2006 Scion xA - Review / Road Test

Scion's xA turns heads near Long Beach


Not all the gawpers at Scion's natty little xA were upstanding citizens. Some were painted on walls; some were council members.

All would be justifiably cheerful -- these grins wouldn't be painted on -- if they were to find themselves behind the wheel of a five-door 2007 xA which left me asking, exactly when did small cars get this fun?

Maybe it's the lack of small cars on the U.S. market right now, with the major domestic carmakers offering little in the way of gas-savers with small footprints on the wallet and planet.  Kia and Toyota lead the way with the Rio and Yaris respectively, and Daimler-Chrysler has long pledged to introduce its Smart model sooner though most probably later.
The xA, bless its cotton socks, is well nigh due for an upgrade, which it received in the form of a sparkling new xD apparently viewed by some 328 Scion owners at a private display in Miami beach in December.

But as all motoring journos were denied the pleasure of a junket to South Beach, I shall say no more on the subject.

Hey good lookin'



Bearing that in mind, it's probably best to look at the xA as a useful second-hand buy or one you could probably swing a bargain on if you mention the xD project to your friendly neighborhood dealer.

Still, never having gotten behind the wheel of an xA, though I loved its sister the xB - also to be replaced soon, apparently - I was real surprised when I jumped in, put the foot down, and toddled off in heavy city center traffic.

First thing you notice is that this feels tight, like a real car should, none of this budget quirks that you can, really, no longer expect to encounter among the bigger carmakers.  The steering works as it should; the interior doesn't look and feel cheap with lots of gauche seat cover patterns; there are no annoying blindspots; the stereo is not tinny.

In fact, there was a massive woofer in the back cargo area - though the dog could still fit in comfortably - which provided a great sound to the stereo that topped an easily cumstomizable glass-tinted stereo rack for all the record players and 8-tracks that young people fill their cars with nowadays.

You'll know this is exceedingly useful if you've ever fitted a post-production car stereo/woofer/amplifier.  Scion's target market  - mainly teenagers and young professionals - are more likely than most to do just that.


The stereo sits under a central dash that houses the speedometer and fuel dial and the like, an idea that took off a good few years ago and one that I'm not totally convinced by, though the dials were extremely clear and easy to read, even from a hurried half glance at speed.

Fun car for zipping through traffic


High headlights



Pull off and the 1.5-liter 108 horsepower engine propels the car to a smooth crawl while the excellent five-speed automatic box steps quickly in line to give a driving experience of a car twice its price.
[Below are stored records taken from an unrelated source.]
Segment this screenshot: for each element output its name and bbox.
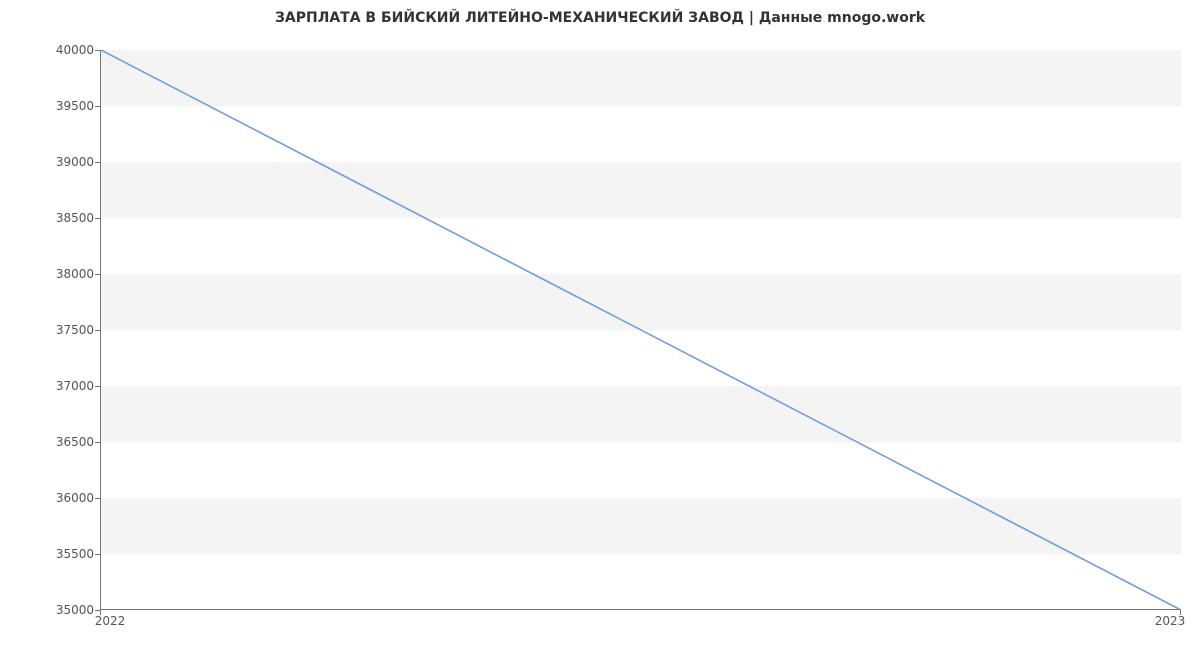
- y-tick-mark: [95, 554, 100, 555]
- y-tick-mark: [95, 330, 100, 331]
- y-tick-mark: [95, 106, 100, 107]
- line-chart: ЗАРПЛАТА В БИЙСКИЙ ЛИТЕЙНО-МЕХАНИЧЕСКИЙ …: [0, 0, 1200, 650]
- y-tick-mark: [95, 218, 100, 219]
- y-tick-mark: [95, 274, 100, 275]
- y-tick-label: 36000: [4, 491, 94, 505]
- y-tick-label: 37500: [4, 323, 94, 337]
- plot-area: [100, 50, 1180, 610]
- y-tick-label: 35000: [4, 603, 94, 617]
- y-tick-label: 35500: [4, 547, 94, 561]
- y-tick-label: 39000: [4, 155, 94, 169]
- y-tick-mark: [95, 50, 100, 51]
- y-tick-label: 39500: [4, 99, 94, 113]
- y-tick-mark: [95, 498, 100, 499]
- x-tick-label: 2022: [95, 614, 126, 628]
- y-tick-label: 36500: [4, 435, 94, 449]
- chart-title: ЗАРПЛАТА В БИЙСКИЙ ЛИТЕЙНО-МЕХАНИЧЕСКИЙ …: [0, 10, 1200, 26]
- y-tick-mark: [95, 442, 100, 443]
- y-tick-mark: [95, 162, 100, 163]
- y-tick-label: 38500: [4, 211, 94, 225]
- series-line: [101, 50, 1181, 610]
- y-tick-label: 38000: [4, 267, 94, 281]
- line-path: [101, 50, 1181, 610]
- y-tick-label: 37000: [4, 379, 94, 393]
- y-tick-mark: [95, 386, 100, 387]
- y-tick-label: 40000: [4, 43, 94, 57]
- x-tick-label: 2023: [1155, 614, 1186, 628]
Its ride is springy, not lurchy or soft, adding up to a perky experience on the road. And remember, any number of post-production add-ons are easily customizable to stiffen or lower  your chassis.

Its looks on the road aren't anything new, considering it's been little upgraded beyond a bonnet swoop or two since its
2003 release in California, 2004 nationwide. Looks as in any sector are important, but in the small car market it's the footprint that counts. And even with the five-door variant, it amounts to a 93.3-inch wheelbase.

Its footprint on the planet and wallet are easy too, with gas at 32 and 38 mpg town and highway respectively, and the outer dimensions don't translate into space gripes: you've got a good more than 40 inches of legroom up front, and more than enough in the back for two adults to sit comfortably.

Decent sized cargo area


Ready to roll


Options as across the Scion line are good as well as flashy, with side airbags and interior upgrades complemented by the iPod holder and hook-up. Crash ratings average four stars, excellent for a supermini; warranty is five year, 65,000 for the powertrain, 36,000 for basic.

Rated as a good, solid buy by most car sites, the xA really excels on customer satisfaction and ownership ratings, frequently scoring above nine out of 10 across the board.

And for an asking price of just over $12,000 MSRP, which you can probably negotiate down a way, a smile may be permanently pasted on your face too.